Friday, 18 March 2016
The Paris Commune of 1871
On this day March 18th, 1871, artisans and communists, labourers and anarchists took over the city of Paris and established the Paris Commune.
This radical experiment in socialist self government lasted 72 days before being violently being crushed in a brutal massacre that established France's Third republic. This rebellion would shake the foundations of European society to the core, the people rising up against a despised and detested government and its its capitalist rulers proclaiming the city an independent municipality, belonging to itself . a commune where they would directly and collectively manage their society through new institutions and voluntary associations of their own creation. It would mark the first major experience of the proletariat seizing political power. Taking charge of their own destiny.
The Paris Commune was the high point in the surge of the workers movement also expressed in the First International founded in 1867. Ideologically charged, with lots of division, the backlash following the defeat of the Commune, also broke up the International in 1872, which would see it splitting into two factions; Marxist and Anarchist. The leading figures on the two sides were Karl Marx and Mikhail Bakunin.
Both Marx and Bakunin supported and hailed the Commune - unlike some English trade unionists in the International, who recoiled in horror. Bakunin and his followers would use the word 'commune' a lot saying that the state could be immediately abolished by transforming society into a federation of free communes. The Paris Commune reflected anarchist ideas of community control, workers associations and confedorations, and suprisingly at the time Karl Marx strongly embraced the Commune, writing at the time he said " Working men's Paris, with its commune, will be forever celebrated as the glorious harbinger of a new society.
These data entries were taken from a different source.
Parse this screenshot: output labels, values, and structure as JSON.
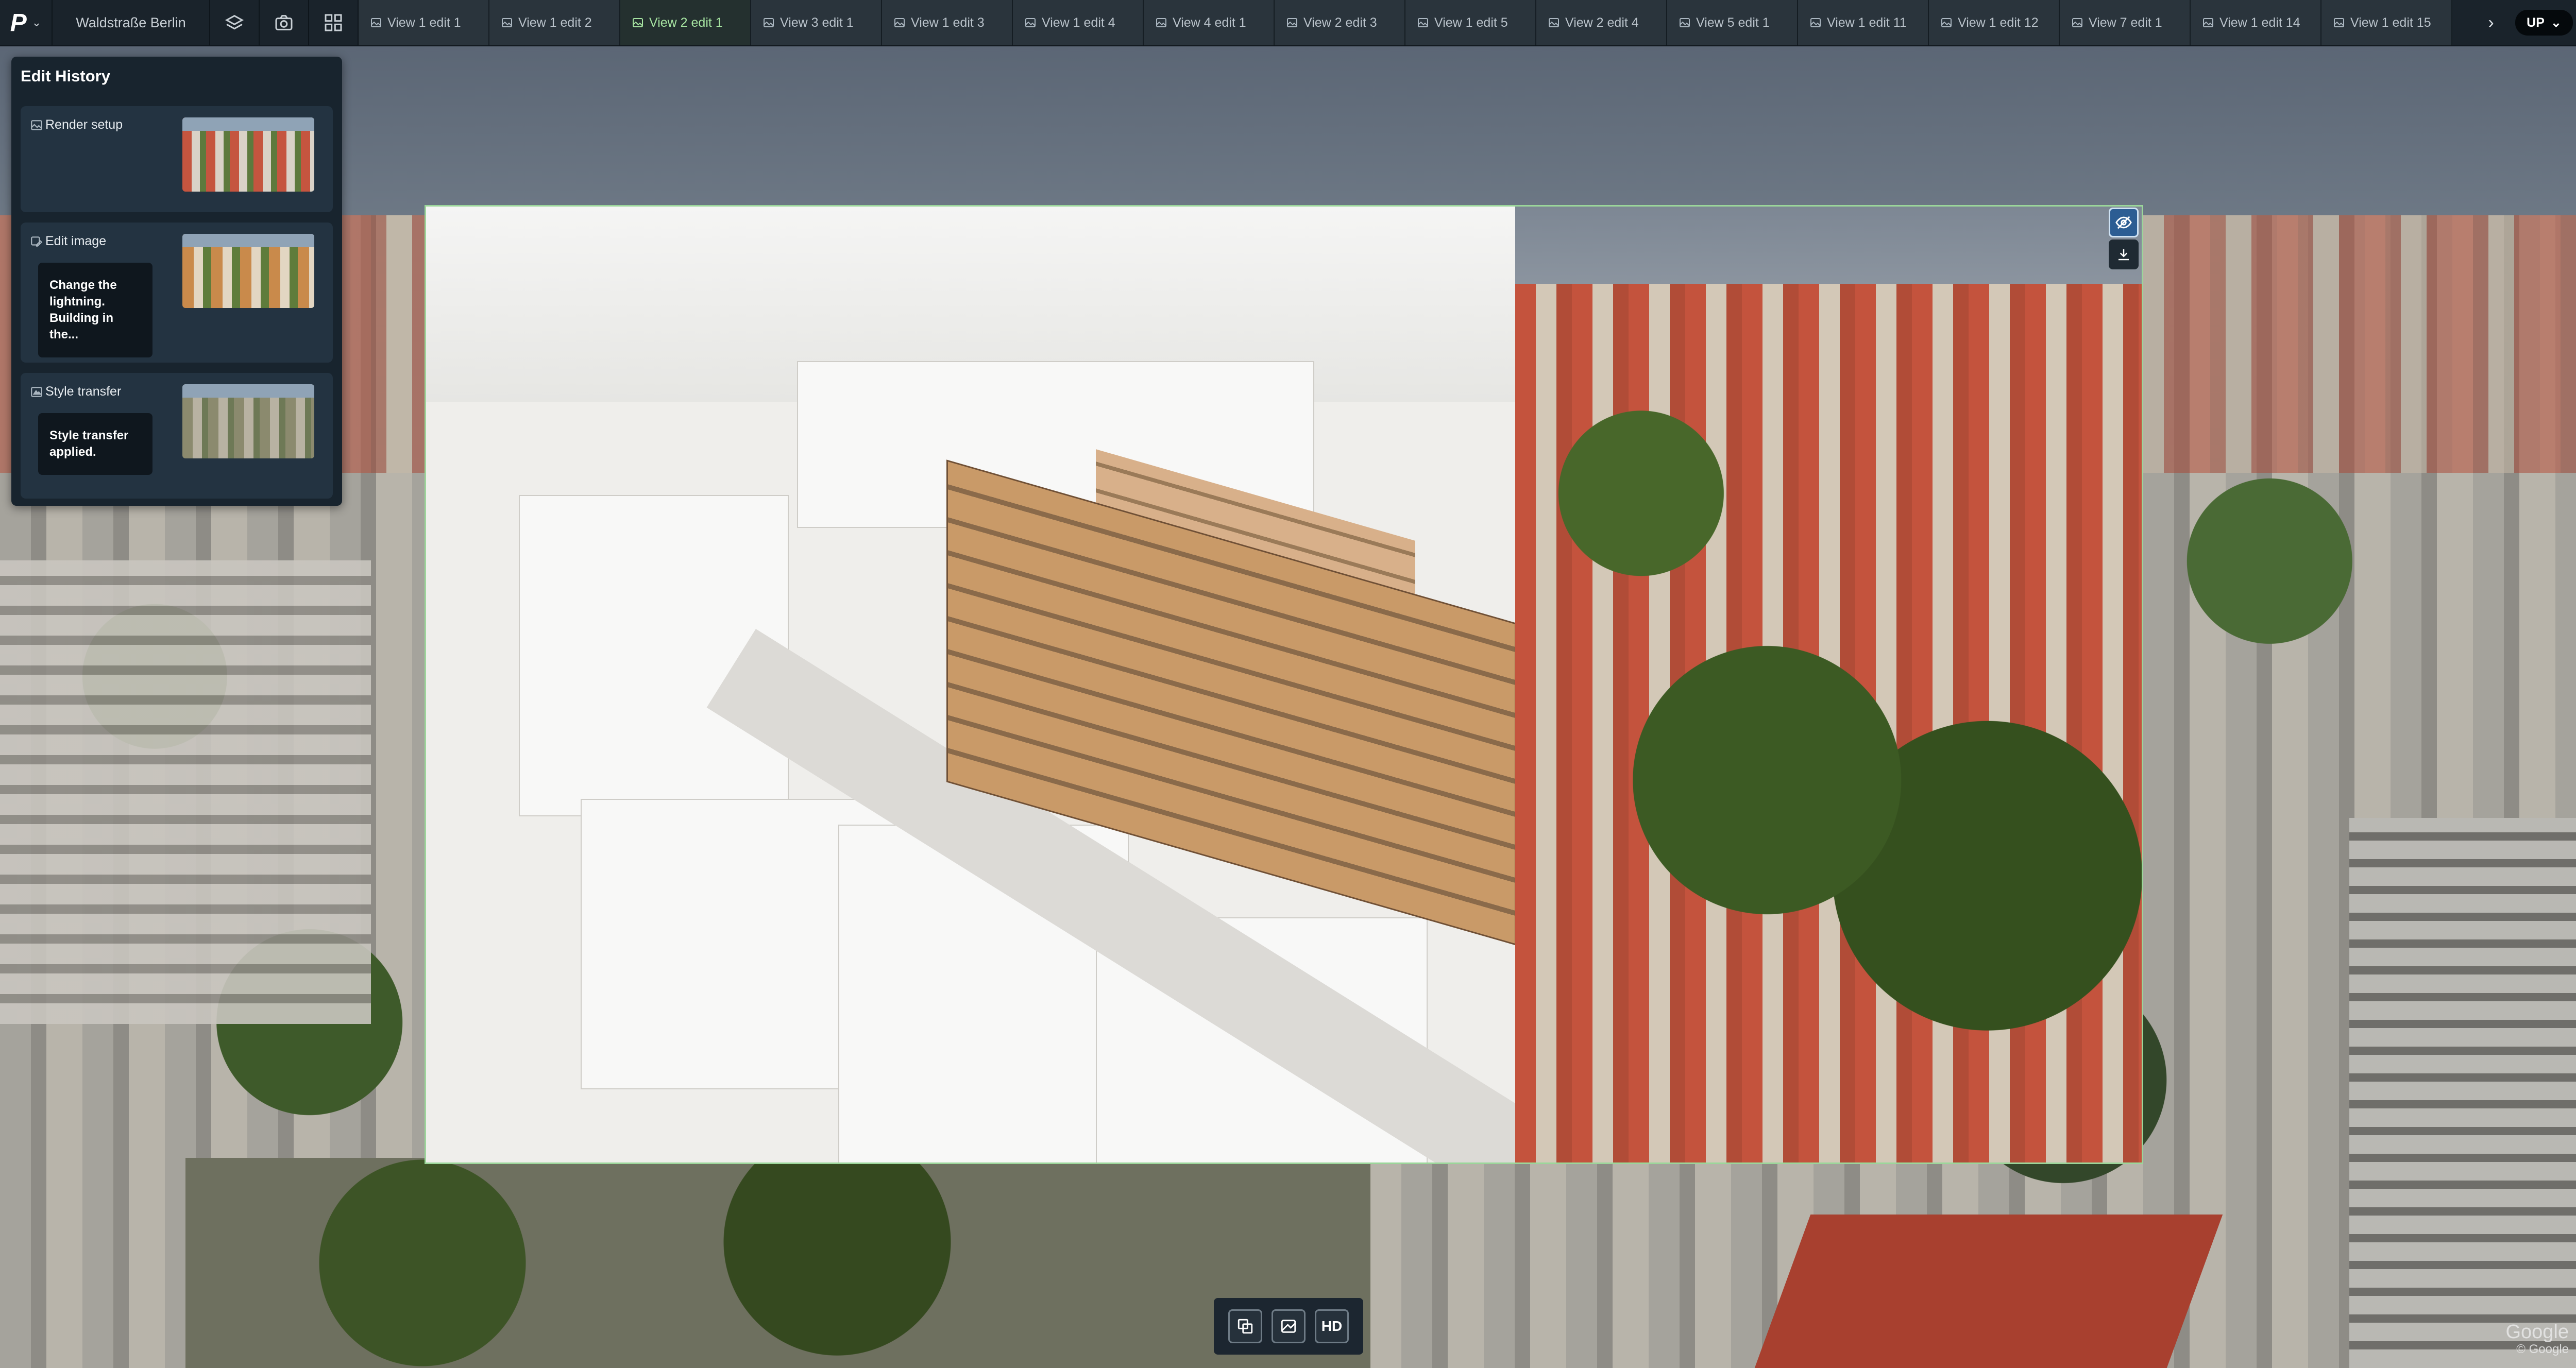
{
  "topbar": {
    "logo_icon": "p-logo-icon",
    "project_name": "Waldstraße Berlin",
    "tool_icons": [
      "layers-icon",
      "camera-icon",
      "grid-icon"
    ],
    "tabs": [
      {
        "label": "View 1 edit 1",
        "active": false
      },
      {
        "label": "View 1 edit 2",
        "active": false
      },
      {
        "label": "View 2 edit 1",
        "active": true
      },
      {
        "label": "View 3 edit 1",
        "active": false
      },
      {
        "label": "View 1 edit 3",
        "active": false
      },
      {
        "label": "View 1 edit 4",
        "active": false
      },
      {
        "label": "View 4 edit 1",
        "active": false
      },
      {
        "label": "View 2 edit 3",
        "active": false
      },
      {
        "label": "View 1 edit 5",
        "active": false
      },
      {
        "label": "View 2 edit 4",
        "active": false
      },
      {
        "label": "View 5 edit 1",
        "active": false
      },
      {
        "label": "View 1 edit 11",
        "active": false
      },
      {
        "label": "View 1 edit 12",
        "active": false
      },
      {
        "label": "View 7 edit 1",
        "active": false
      },
      {
        "label": "View 1 edit 14",
        "active": false
      },
      {
        "label": "View 1 edit 15",
        "active": false
      }
    ],
    "more_icon": "chevron-right-icon",
    "user_initials": "UP"
  },
  "history": {
    "title": "Edit History",
    "items": [
      {
        "label": "Render setup",
        "icon": "image-icon",
        "note": ""
      },
      {
        "label": "Edit image",
        "icon": "edit-image-icon",
        "note": "Change the lightning. Building in the..."
      },
      {
        "label": "Style transfer",
        "icon": "style-icon",
        "note": "Style transfer applied."
      }
    ]
  },
  "viewport": {
    "toggle_icon": "eye-off-icon",
    "download_icon": "download-icon"
  },
  "bottombar": {
    "hd_label": "HD"
  },
  "attribution": {
    "brand": "Google",
    "copyright": "© Google"
  },
  "colors": {
    "accent_green": "#a6e3a1",
    "viewport_border": "#9bd69a",
    "active_button": "#2c5d93"
  }
}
It's martyr's are enshrined in the great heart of the working class."
Since then the Paris Commune has been thus variously described as either Anarchist or Socialist depending on the ideology of the commentator. It still fills me with much cause for celebration and inspiration as the Commune had put forward a radical social agenda that included seperation of Church and State, womens suffrage, abolition of interest on debts and worker self-management.
From March 18 to 28 May the two million residents of Paris ran their city as an autonomous commune, establishing 43 worker co-operatives, and advocated for a federation of revolutionary communes across France, establishing an 8 hour day,and began to regulate workers wages and contracts, abolishing fines for workers, giving them compensation, this was truly a government who put the interest of workers first . It also aimed to make education free, opening up culture for the people, formerly the sole property of the wealthy, opening reading rooms in hospitals to make life pleasant for those sick. Paris was filled with life, ideas and enthusiasm , though their city was under siege, attempts made to starve and break the will of the people surrounded by a hostile army.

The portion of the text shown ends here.